2. The learned P.C.I.T failed to appreciate that there was no error much less an error prejudicial to the interest of the revenue in the order passed by the learned Assessing Officer warranting revision u/s.263 of the Act and consequently, the order passed by the P.C.I.T. requires to be cancelled.
3. The learned P.C.I.T. is not justified in holding that the order of assessment passed u/s. 143[3] of the Act, dated 15/06/2021 was erroneous and prejudicial to the interest of revenue on the ground that the same was not passed in accordance with the decision of the Hon'ble Supreme Court and Jurisdictional High Court of Karnataka prejudicial to the interests of the assessee under the facts and in the circumstances of the appellant's case.
The learned PCIT ought to have appreciated that the interest income earned by the appellant on deposits in SDCC bank and other nationalized banks was regarded as income under the head "Other Sources" and therefore, the appellant had neither claimed as deduction u/s. 80P[2][a][i] or u/s. 80P[2][d] of the Act in first instance at all and therefore, the assessment order passed by the learned A.O. u/s. 143(3) cannot be considered as prejudicial to the interest of revenue under the facts and in the circumstances of the appellant's case.

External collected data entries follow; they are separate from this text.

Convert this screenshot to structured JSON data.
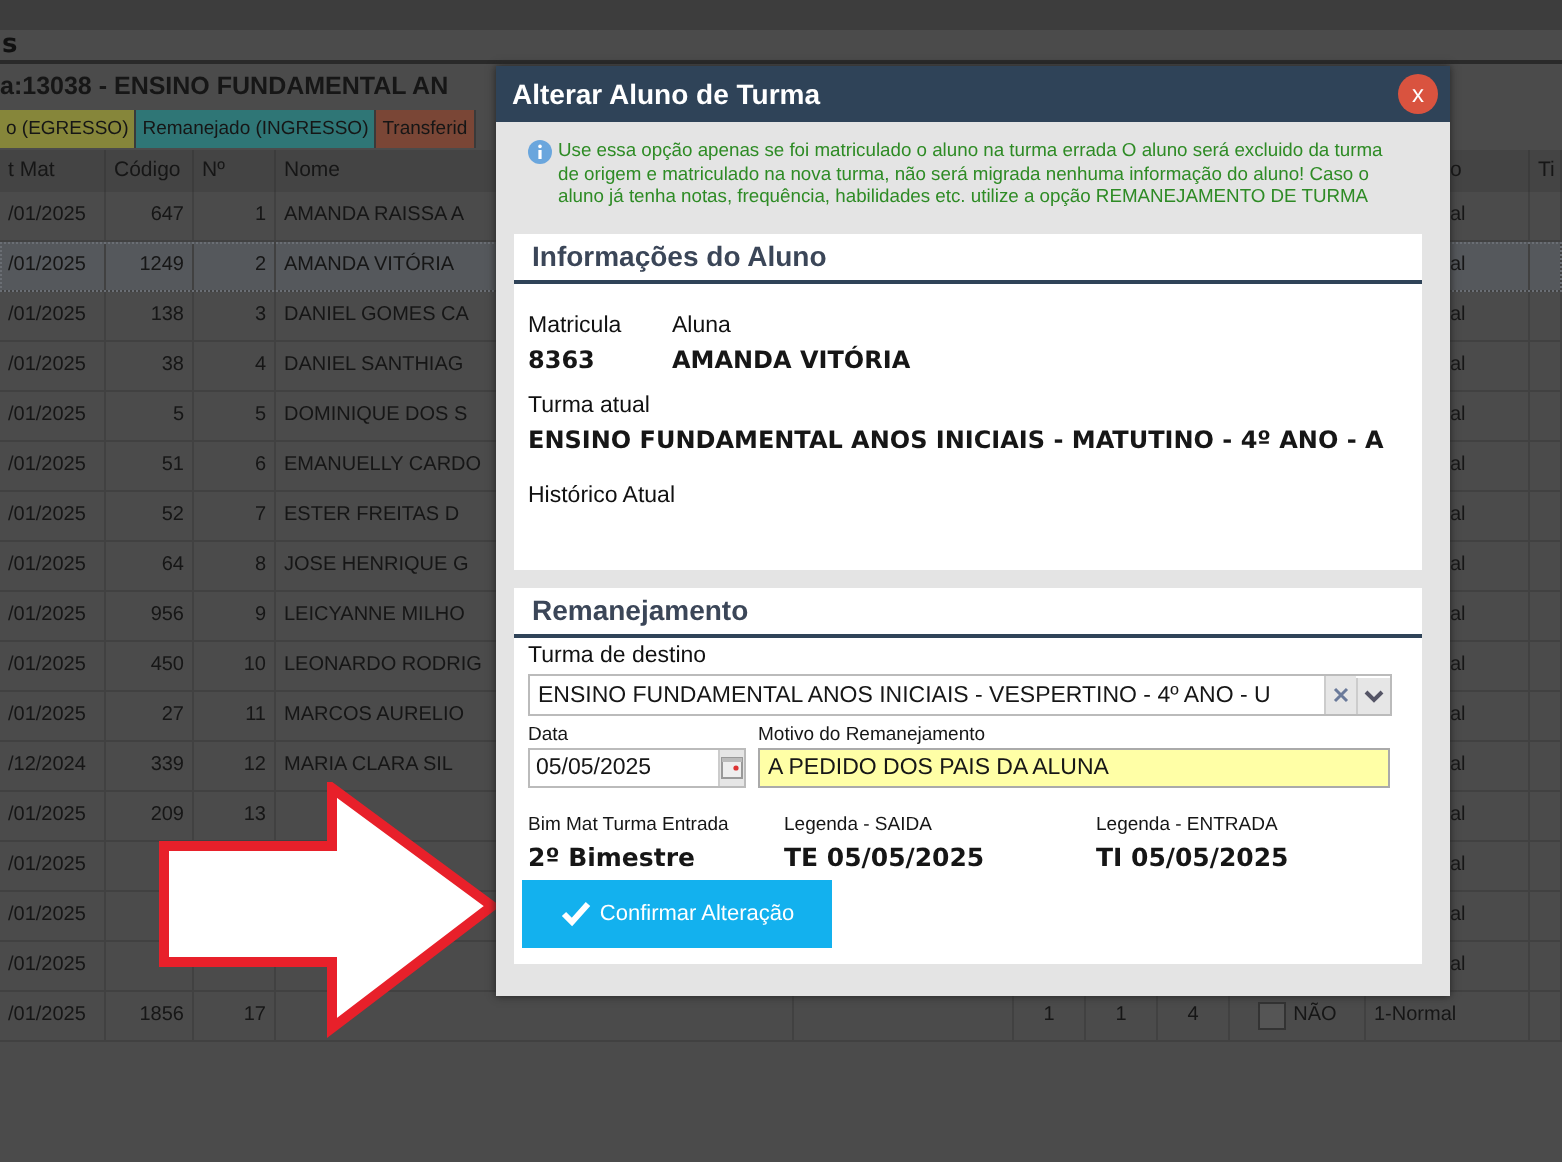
{
  "page": {
    "header_fragment": "s",
    "class_title": "a:13038 - ENSINO FUNDAMENTAL AN"
  },
  "legend": [
    {
      "label": "o (EGRESSO)",
      "color": "#86863a"
    },
    {
      "label": "Remanejado (INGRESSO)",
      "color": "#2f7676"
    },
    {
      "label": "Transferid",
      "color": "#7a4636"
    }
  ],
  "table": {
    "columns": [
      "t Mat",
      "Código",
      "Nº",
      "Nome",
      "o",
      "Ti"
    ],
    "rows": [
      {
        "date": "/01/2025",
        "code": "647",
        "number": "1",
        "name": "AMANDA RAISSA A",
        "status": "al",
        "selected": false
      },
      {
        "date": "/01/2025",
        "code": "1249",
        "number": "2",
        "name": "AMANDA VITÓRIA",
        "status": "al",
        "selected": true
      },
      {
        "date": "/01/2025",
        "code": "138",
        "number": "3",
        "name": "DANIEL GOMES CA",
        "status": "al",
        "selected": false
      },
      {
        "date": "/01/2025",
        "code": "38",
        "number": "4",
        "name": "DANIEL SANTHIAG",
        "status": "al",
        "selected": false
      },
      {
        "date": "/01/2025",
        "code": "5",
        "number": "5",
        "name": "DOMINIQUE DOS S",
        "status": "al",
        "selected": false
      },
      {
        "date": "/01/2025",
        "code": "51",
        "number": "6",
        "name": "EMANUELLY CARDO",
        "status": "al",
        "selected": false
      },
      {
        "date": "/01/2025",
        "code": "52",
        "number": "7",
        "name": "ESTER FREITAS D",
        "status": "al",
        "selected": false
      },
      {
        "date": "/01/2025",
        "code": "64",
        "number": "8",
        "name": "JOSE HENRIQUE G",
        "status": "al",
        "selected": false
      },
      {
        "date": "/01/2025",
        "code": "956",
        "number": "9",
        "name": "LEICYANNE MILHO",
        "status": "al",
        "selected": false
      },
      {
        "date": "/01/2025",
        "code": "450",
        "number": "10",
        "name": "LEONARDO RODRIG",
        "status": "al",
        "selected": false
      },
      {
        "date": "/01/2025",
        "code": "27",
        "number": "11",
        "name": "MARCOS AURELIO",
        "status": "al",
        "selected": false
      },
      {
        "date": "/12/2024",
        "code": "339",
        "number": "12",
        "name": "MARIA CLARA SIL",
        "status": "al",
        "selected": false
      },
      {
        "date": "/01/2025",
        "code": "209",
        "number": "13",
        "status": "al",
        "selected": false
      },
      {
        "date": "/01/2025",
        "status": "al",
        "selected": false
      },
      {
        "date": "/01/2025",
        "status": "al",
        "selected": false
      },
      {
        "date": "/01/2025",
        "status": "al",
        "selected": false
      },
      {
        "date": "/01/2025",
        "code": "1856",
        "number": "17",
        "counts": [
          "1",
          "1",
          "4"
        ],
        "flag": "NÃO",
        "checked": false,
        "status": "1-Normal",
        "selected": false
      }
    ]
  },
  "dialog": {
    "title": "Alterar Aluno de Turma",
    "close_label": "x",
    "notice": "Use essa opção apenas se foi matriculado o aluno na turma errada O aluno será excluido da turma de origem e matriculado na nova turma, não será migrada nenhuma informação do aluno! Caso o aluno já tenha notas, frequência, habilidades etc. utilize a opção REMANEJAMENTO DE TURMA",
    "student_panel": {
      "title": "Informações do Aluno",
      "matricula_label": "Matricula",
      "matricula": "8363",
      "aluna_label": "Aluna",
      "aluna": "AMANDA VITÓRIA",
      "turma_label": "Turma atual",
      "turma": "ENSINO FUNDAMENTAL ANOS INICIAIS - MATUTINO - 4º ANO - A",
      "historico_label": "Histórico Atual"
    },
    "transfer_panel": {
      "title": "Remanejamento",
      "destino_label": "Turma de destino",
      "destino": "ENSINO FUNDAMENTAL ANOS INICIAIS - VESPERTINO - 4º ANO - U",
      "data_label": "Data",
      "data": "05/05/2025",
      "motivo_label": "Motivo do Remanejamento",
      "motivo": "A PEDIDO DOS PAIS DA ALUNA",
      "bim_label": "Bim Mat Turma Entrada",
      "bim": "2º Bimestre",
      "saida_label": "Legenda - SAIDA",
      "saida": "TE 05/05/2025",
      "entrada_label": "Legenda - ENTRADA",
      "entrada": "TI 05/05/2025"
    },
    "confirm_button": "Confirmar Alteração"
  }
}
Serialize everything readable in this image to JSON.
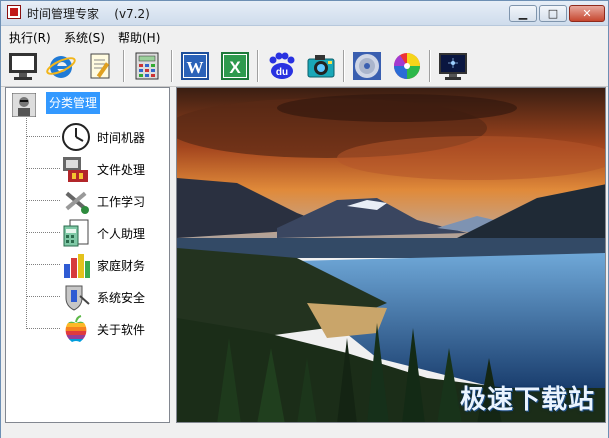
{
  "window": {
    "title": "时间管理专家    (v7.2)",
    "buttons": {
      "minimize": "▁",
      "maximize": "□",
      "close": "✕"
    }
  },
  "menu": [
    {
      "label": "执行(R)"
    },
    {
      "label": "系统(S)"
    },
    {
      "label": "帮助(H)"
    }
  ],
  "toolbar": [
    {
      "icon": "monitor-icon"
    },
    {
      "icon": "internet-explorer-icon"
    },
    {
      "icon": "notepad-icon"
    },
    {
      "icon": "calculator-icon"
    },
    {
      "icon": "word-icon",
      "text": "W"
    },
    {
      "icon": "excel-icon",
      "text": "X"
    },
    {
      "icon": "baidu-icon",
      "text": "du"
    },
    {
      "icon": "camera-icon"
    },
    {
      "icon": "cd-player-icon"
    },
    {
      "icon": "color-wheel-icon"
    },
    {
      "icon": "screensaver-icon"
    }
  ],
  "tree": {
    "root": "分类管理",
    "items": [
      {
        "label": "时间机器",
        "icon": "clock-icon"
      },
      {
        "label": "文件处理",
        "icon": "file-processing-icon"
      },
      {
        "label": "工作学习",
        "icon": "tools-icon"
      },
      {
        "label": "个人助理",
        "icon": "calculator-notepad-icon"
      },
      {
        "label": "家庭财务",
        "icon": "bar-chart-icon"
      },
      {
        "label": "系统安全",
        "icon": "shield-icon"
      },
      {
        "label": "关于软件",
        "icon": "apple-icon"
      }
    ]
  },
  "watermark": "极速下载站",
  "colors": {
    "selection": "#3399ff",
    "window_border": "#6d8fb4",
    "close": "#c6472f"
  }
}
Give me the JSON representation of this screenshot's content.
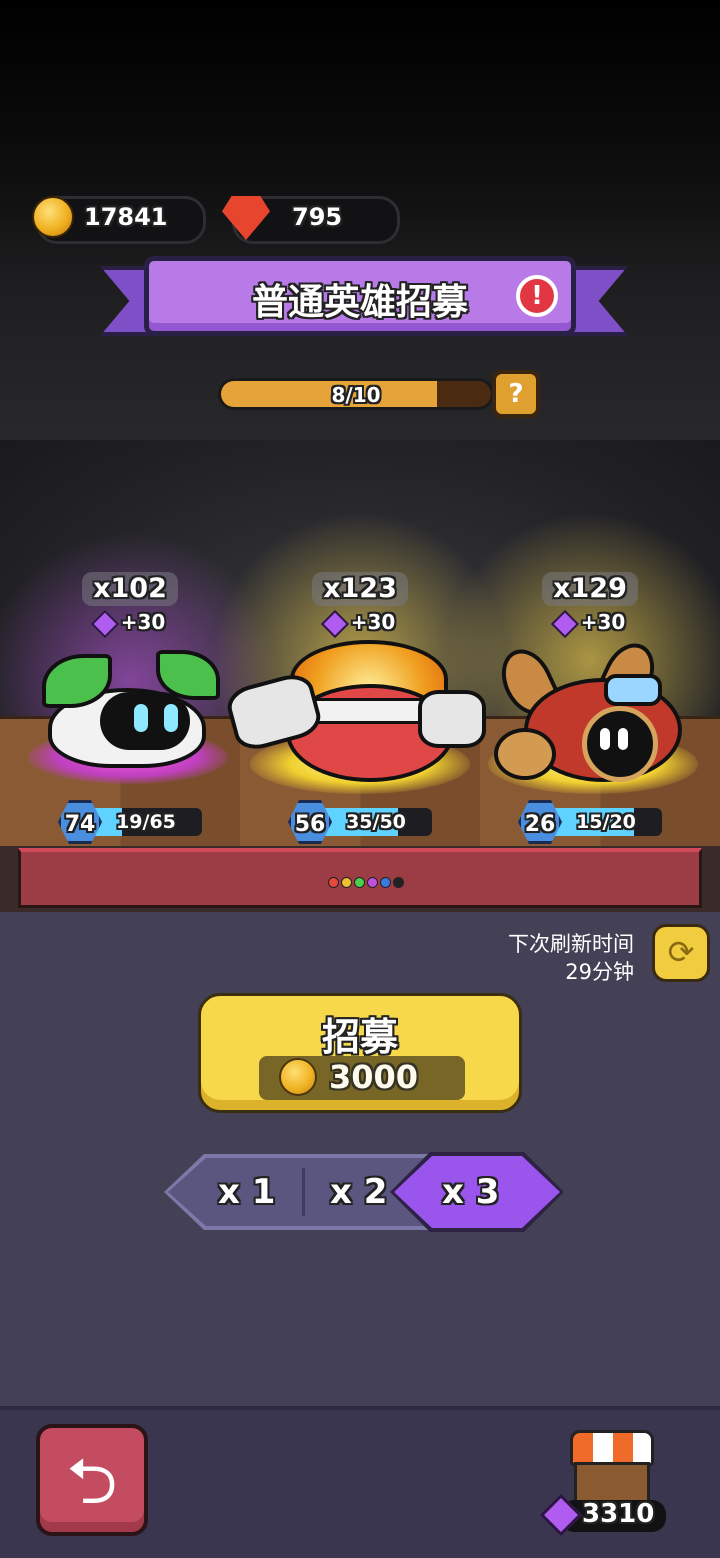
{
  "currency": {
    "coins": "17841",
    "gems": "795"
  },
  "title": {
    "text": "普通英雄招募",
    "alert_icon": "!"
  },
  "progress": {
    "text": "8/10",
    "fraction": 0.8,
    "help_icon": "?"
  },
  "heroes": [
    {
      "count": "x102",
      "gem_bonus": "+30",
      "level": "74",
      "xp": "19/65",
      "xp_fraction": 0.29,
      "glow": "#c04fe0"
    },
    {
      "count": "x123",
      "gem_bonus": "+30",
      "level": "56",
      "xp": "35/50",
      "xp_fraction": 0.7,
      "glow": "#f0c030"
    },
    {
      "count": "x129",
      "gem_bonus": "+30",
      "level": "26",
      "xp": "15/20",
      "xp_fraction": 0.75,
      "glow": "#f0c030"
    }
  ],
  "page_dots": [
    "#e64a3c",
    "#f0c030",
    "#4ad04a",
    "#c04fe0",
    "#3a7ae0",
    "#222222"
  ],
  "refresh": {
    "label": "下次刷新时间",
    "time": "29分钟",
    "icon": "refresh-icon"
  },
  "recruit": {
    "label": "招募",
    "price": "3000"
  },
  "multipliers": {
    "options": [
      "x 1",
      "x 2",
      "x 3"
    ],
    "selected": "x 3"
  },
  "bottom": {
    "back_icon": "back-arrow-icon",
    "shop_icon": "shop-icon",
    "shop_gems": "3310"
  }
}
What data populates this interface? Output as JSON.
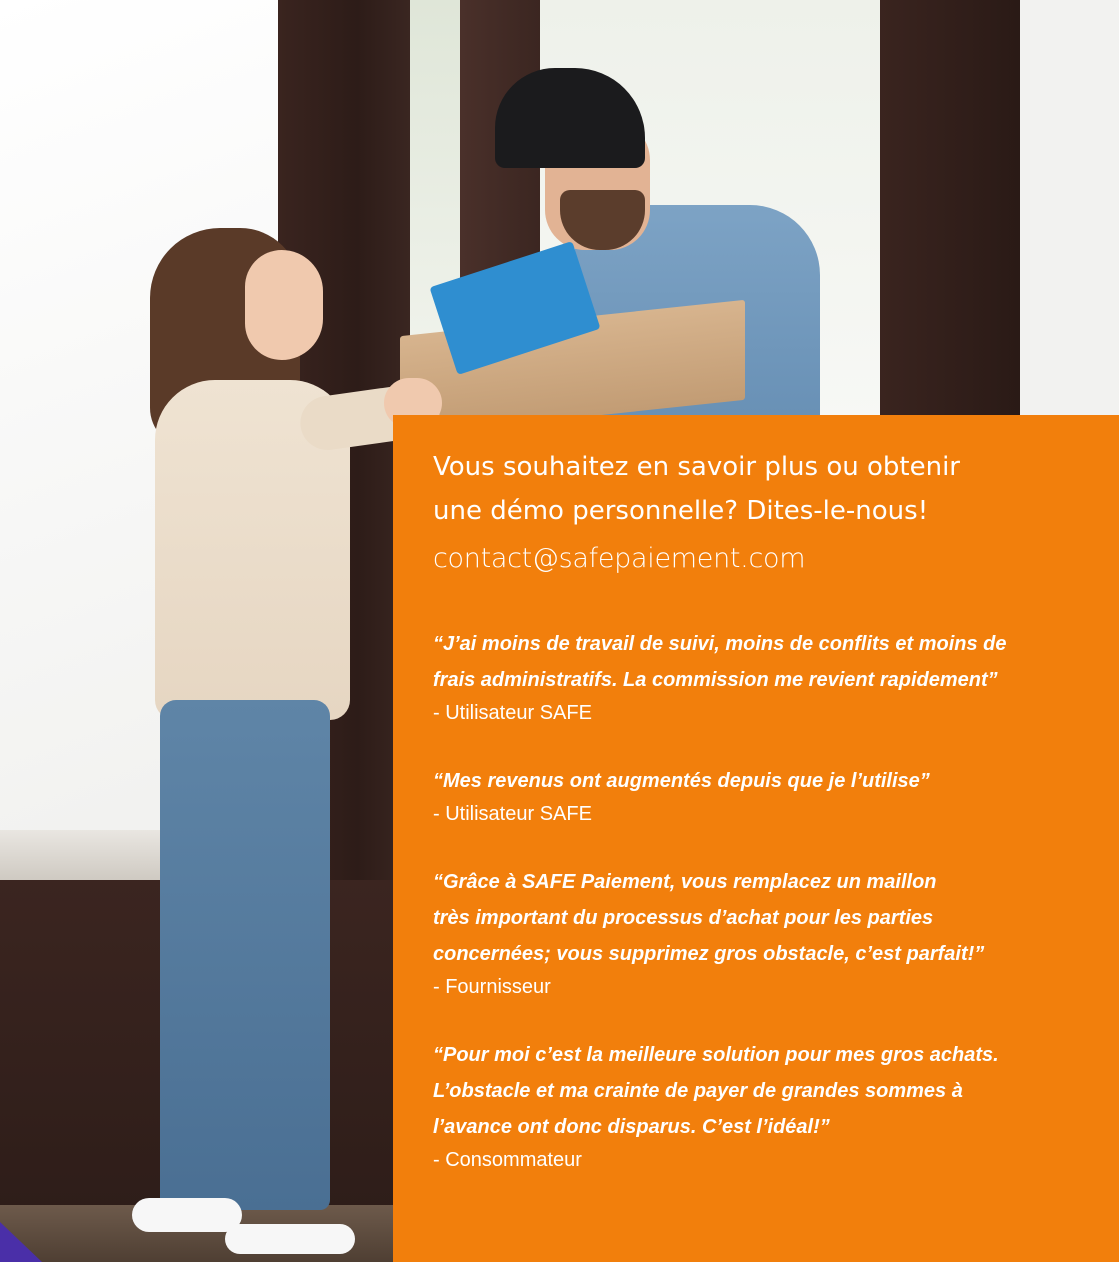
{
  "contact": {
    "headline_line1": "Vous souhaitez en savoir plus ou obtenir",
    "headline_line2": "une démo personnelle? Dites-le-nous!",
    "email": "contact@safepaiement.com"
  },
  "testimonials": [
    {
      "lines": [
        "“J’ai moins de travail de suivi, moins de conflits et moins de",
        "frais administratifs. La commission me revient rapidement”"
      ],
      "author": "- Utilisateur SAFE"
    },
    {
      "lines": [
        "“Mes revenus ont augmentés depuis que je l’utilise”"
      ],
      "author": "- Utilisateur SAFE"
    },
    {
      "lines": [
        "“Grâce à SAFE Paiement, vous remplacez un maillon",
        "très important du processus d’achat pour les parties",
        "concernées; vous supprimez gros obstacle, c’est parfait!”"
      ],
      "author": "- Fournisseur"
    },
    {
      "lines": [
        "“Pour moi c’est la meilleure solution pour mes gros achats.",
        "L’obstacle et ma crainte de payer de grandes sommes à",
        "l’avance ont donc disparus. C’est l’idéal!”"
      ],
      "author": "- Consommateur"
    }
  ],
  "colors": {
    "panel": "#f27f0c",
    "text": "#ffffff",
    "accent": "#4a2fa8"
  }
}
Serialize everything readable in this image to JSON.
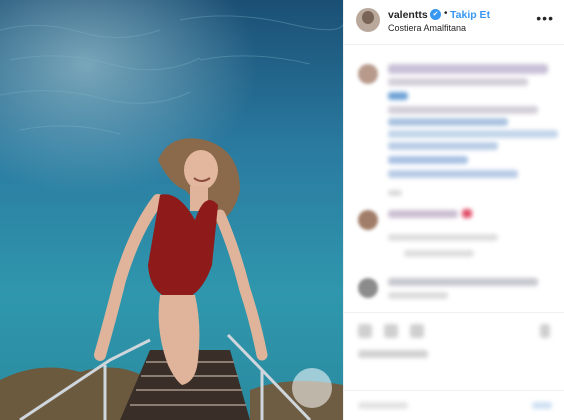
{
  "post": {
    "username": "valentts",
    "verified_badge": "✔",
    "separator": "•",
    "follow_label": "Takip Et",
    "location": "Costiera Amalfitana",
    "more_icon": "more-icon"
  },
  "colors": {
    "sea": "#2a8aa6",
    "swimsuit": "#8e1a1a",
    "accent": "#3897f0"
  }
}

5. Without prejudice to the above, the learned PCIT ought to have appreciated that the interest income earned by the appellant was in the nature of operational income in as much as the interest earned was from out of the funds of the business of providing credit facilities to the members of the appellant for which detailed submissions were made before the learned A.O., who had accepted that the said interest was liable for assessment under the head "Business" and not under the head "Other Sources" and therefore, there was no error in the deduction allowed to the appellant u/s 80P[2][a][i] of the Act by the learned A.O. vide the order of assessment passed u/s. 143[3] of the Act, dated 15/06/2021 under the facts and in the circumstances of the appellant's case.
6. Without prejudice, the learned P.C.I.T is not justified in law in directing the learned A.O to deny the alternate claim for deduction u/s 80P[2][d] of the Act to the extent of interest income earned from co-operative banks which are nothing but co-operative
societies in possession of a license from the RBI under the facts and in the circumstances of the appellant's case. Without prejudice to the above, the learned PCIT ought to have 7. directed the learned A.O. to allow the deduction u/s. 57 of the Act towards cost of funds should the interest income be assessed under the head "other sources" under the facts and in the circumstances of the appellant's case. For the above and other grounds that may be urged at the time of 8. hearing of the appeal. your appellant humbly prays that the appeal may be allowed and Justice rendered.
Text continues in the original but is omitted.